# semi-aggro tank ideas



## SuckMyCichlids (Nov 5, 2011)

So the search to spice up my 40g has led me to this,
I've been thinking of a little more aggressive tank and was wondering if any thoughts on my stocking ideas, I would get rid of my female swords, and add either a 3 spot gourami (or similar gourami) and possibly a redtailed shark so i'd have

1 opaline or 3 spot gourami
1 male swordtail
1 redtailed shark
6 zebra danios

Any input is appreaciated


----------



## werebat (Jan 27, 2012)

I would probably have at least two of the swordtails or gouarmis since they like company. Check out some websites and see the habits of the fish you are wanting to get. This way you can tell which ones like to be alone and which ones like buddies.
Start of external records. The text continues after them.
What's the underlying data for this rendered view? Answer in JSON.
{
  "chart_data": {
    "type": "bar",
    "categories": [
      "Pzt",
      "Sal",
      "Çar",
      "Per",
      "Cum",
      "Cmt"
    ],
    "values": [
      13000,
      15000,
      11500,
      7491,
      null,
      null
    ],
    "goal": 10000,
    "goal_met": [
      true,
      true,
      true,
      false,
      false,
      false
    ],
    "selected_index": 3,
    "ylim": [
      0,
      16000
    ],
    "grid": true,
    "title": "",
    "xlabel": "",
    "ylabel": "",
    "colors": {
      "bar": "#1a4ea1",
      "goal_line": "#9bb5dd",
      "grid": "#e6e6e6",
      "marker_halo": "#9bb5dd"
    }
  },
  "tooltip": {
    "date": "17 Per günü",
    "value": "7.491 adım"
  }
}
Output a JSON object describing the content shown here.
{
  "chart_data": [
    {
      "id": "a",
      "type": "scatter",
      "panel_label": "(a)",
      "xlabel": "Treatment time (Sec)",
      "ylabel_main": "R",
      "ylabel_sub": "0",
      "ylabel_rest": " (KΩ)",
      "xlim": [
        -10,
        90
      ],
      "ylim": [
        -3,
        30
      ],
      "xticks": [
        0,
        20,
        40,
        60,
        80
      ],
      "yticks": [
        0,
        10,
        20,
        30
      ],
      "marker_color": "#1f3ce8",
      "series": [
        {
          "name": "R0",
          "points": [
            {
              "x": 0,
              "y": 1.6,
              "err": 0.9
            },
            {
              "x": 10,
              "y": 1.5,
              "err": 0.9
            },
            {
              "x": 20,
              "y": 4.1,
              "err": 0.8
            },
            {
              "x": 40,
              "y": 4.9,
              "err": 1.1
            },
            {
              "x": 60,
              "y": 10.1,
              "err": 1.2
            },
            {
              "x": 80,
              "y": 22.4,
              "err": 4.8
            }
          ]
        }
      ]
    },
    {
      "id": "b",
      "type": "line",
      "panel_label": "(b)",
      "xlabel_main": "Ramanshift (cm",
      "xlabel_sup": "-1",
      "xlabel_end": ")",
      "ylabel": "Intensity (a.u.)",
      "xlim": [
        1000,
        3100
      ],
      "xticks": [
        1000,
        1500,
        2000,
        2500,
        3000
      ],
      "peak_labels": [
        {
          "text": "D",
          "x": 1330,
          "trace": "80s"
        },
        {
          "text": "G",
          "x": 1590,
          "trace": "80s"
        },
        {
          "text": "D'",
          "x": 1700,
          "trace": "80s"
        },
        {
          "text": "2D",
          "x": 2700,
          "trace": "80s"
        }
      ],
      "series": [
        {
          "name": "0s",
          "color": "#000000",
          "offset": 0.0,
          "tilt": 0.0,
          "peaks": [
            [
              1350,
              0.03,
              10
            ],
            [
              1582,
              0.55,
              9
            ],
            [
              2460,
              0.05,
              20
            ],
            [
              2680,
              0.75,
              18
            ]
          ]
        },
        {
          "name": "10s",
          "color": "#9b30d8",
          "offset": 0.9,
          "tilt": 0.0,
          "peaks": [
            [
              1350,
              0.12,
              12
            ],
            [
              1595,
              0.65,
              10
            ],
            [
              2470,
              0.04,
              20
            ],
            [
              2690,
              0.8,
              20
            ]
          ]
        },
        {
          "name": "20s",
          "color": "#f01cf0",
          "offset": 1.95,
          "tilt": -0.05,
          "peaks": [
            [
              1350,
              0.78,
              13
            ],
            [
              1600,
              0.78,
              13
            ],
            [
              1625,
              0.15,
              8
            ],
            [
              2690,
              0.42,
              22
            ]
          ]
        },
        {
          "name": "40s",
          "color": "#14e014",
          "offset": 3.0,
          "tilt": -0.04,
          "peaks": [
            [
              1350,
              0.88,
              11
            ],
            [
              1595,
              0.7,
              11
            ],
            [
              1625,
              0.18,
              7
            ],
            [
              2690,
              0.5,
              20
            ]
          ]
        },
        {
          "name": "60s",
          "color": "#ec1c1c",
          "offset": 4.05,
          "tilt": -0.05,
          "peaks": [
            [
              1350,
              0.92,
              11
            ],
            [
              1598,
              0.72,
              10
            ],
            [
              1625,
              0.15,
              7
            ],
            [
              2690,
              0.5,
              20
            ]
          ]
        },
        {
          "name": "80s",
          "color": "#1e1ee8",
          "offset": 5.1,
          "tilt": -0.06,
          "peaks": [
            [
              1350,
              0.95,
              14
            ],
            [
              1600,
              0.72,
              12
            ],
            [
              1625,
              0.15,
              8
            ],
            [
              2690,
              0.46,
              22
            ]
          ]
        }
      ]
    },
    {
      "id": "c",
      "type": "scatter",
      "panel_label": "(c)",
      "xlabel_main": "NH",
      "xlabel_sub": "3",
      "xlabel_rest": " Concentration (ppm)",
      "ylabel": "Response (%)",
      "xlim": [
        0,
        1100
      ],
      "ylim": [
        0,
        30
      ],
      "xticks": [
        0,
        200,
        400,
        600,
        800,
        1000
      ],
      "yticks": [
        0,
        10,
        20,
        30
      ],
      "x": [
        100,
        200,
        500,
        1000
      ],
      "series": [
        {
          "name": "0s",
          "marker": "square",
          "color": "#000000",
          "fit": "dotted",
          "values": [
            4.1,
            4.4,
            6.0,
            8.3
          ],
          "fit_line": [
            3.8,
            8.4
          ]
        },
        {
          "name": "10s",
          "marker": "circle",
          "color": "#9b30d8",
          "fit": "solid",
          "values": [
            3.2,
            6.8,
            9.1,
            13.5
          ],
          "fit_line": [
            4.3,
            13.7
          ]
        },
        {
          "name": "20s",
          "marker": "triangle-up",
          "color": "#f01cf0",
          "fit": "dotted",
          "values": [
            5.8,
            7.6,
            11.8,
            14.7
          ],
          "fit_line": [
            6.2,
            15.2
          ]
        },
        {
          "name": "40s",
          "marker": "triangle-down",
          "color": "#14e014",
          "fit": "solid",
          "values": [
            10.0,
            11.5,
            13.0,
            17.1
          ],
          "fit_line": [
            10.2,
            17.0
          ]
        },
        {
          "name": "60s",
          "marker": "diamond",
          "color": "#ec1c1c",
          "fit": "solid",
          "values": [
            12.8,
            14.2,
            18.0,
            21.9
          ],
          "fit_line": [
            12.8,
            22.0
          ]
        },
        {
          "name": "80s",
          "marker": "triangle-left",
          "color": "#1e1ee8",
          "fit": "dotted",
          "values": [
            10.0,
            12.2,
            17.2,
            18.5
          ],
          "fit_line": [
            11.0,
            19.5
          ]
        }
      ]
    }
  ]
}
Plus make sure the water conditions they prefer are smiliar.


----------



## jrman83 (Jul 9, 2010)

Still seems very community-ish to me...minus the shark.


----------



## congar15 (Dec 6, 2011)

Try this maybe? 
6 zebra danios 
6 tiger barbs 
red tailed shark 
2 pictus cats or other semi aggressive catfish


----------



## SuckMyCichlids (Nov 5, 2011)

From what I can see the "shark", gourami and danios will be just fine, I'm just wondering if there would be a confliction with the "shark" and the swordtail


----------



## SuckMyCichlids (Nov 5, 2011)

I would never put 2 gouramis in a tank personally and id love too keep acouple of my female swords but if the males gonna get pushed around I figure it'd be even worse for the females


----------



## congar15 (Dec 6, 2011)

My stocking suggestion was just to try to suggest a more semi-aggressive stocking. I have a red tailed shark and he's more passive than the minnow he's with. And as far as your question regarding swordtail and shark, I see no problem there. Have fun! :fish10:


----------



## SuckMyCichlids (Nov 5, 2011)

I thought about barbs but I would think 6 tiger barbs would be a bit much for the tank and I wouldn't want them in a group less than that but its still somthing to think about, thanks


----------



## congar15 (Dec 6, 2011)

No problem, man. *w2


----------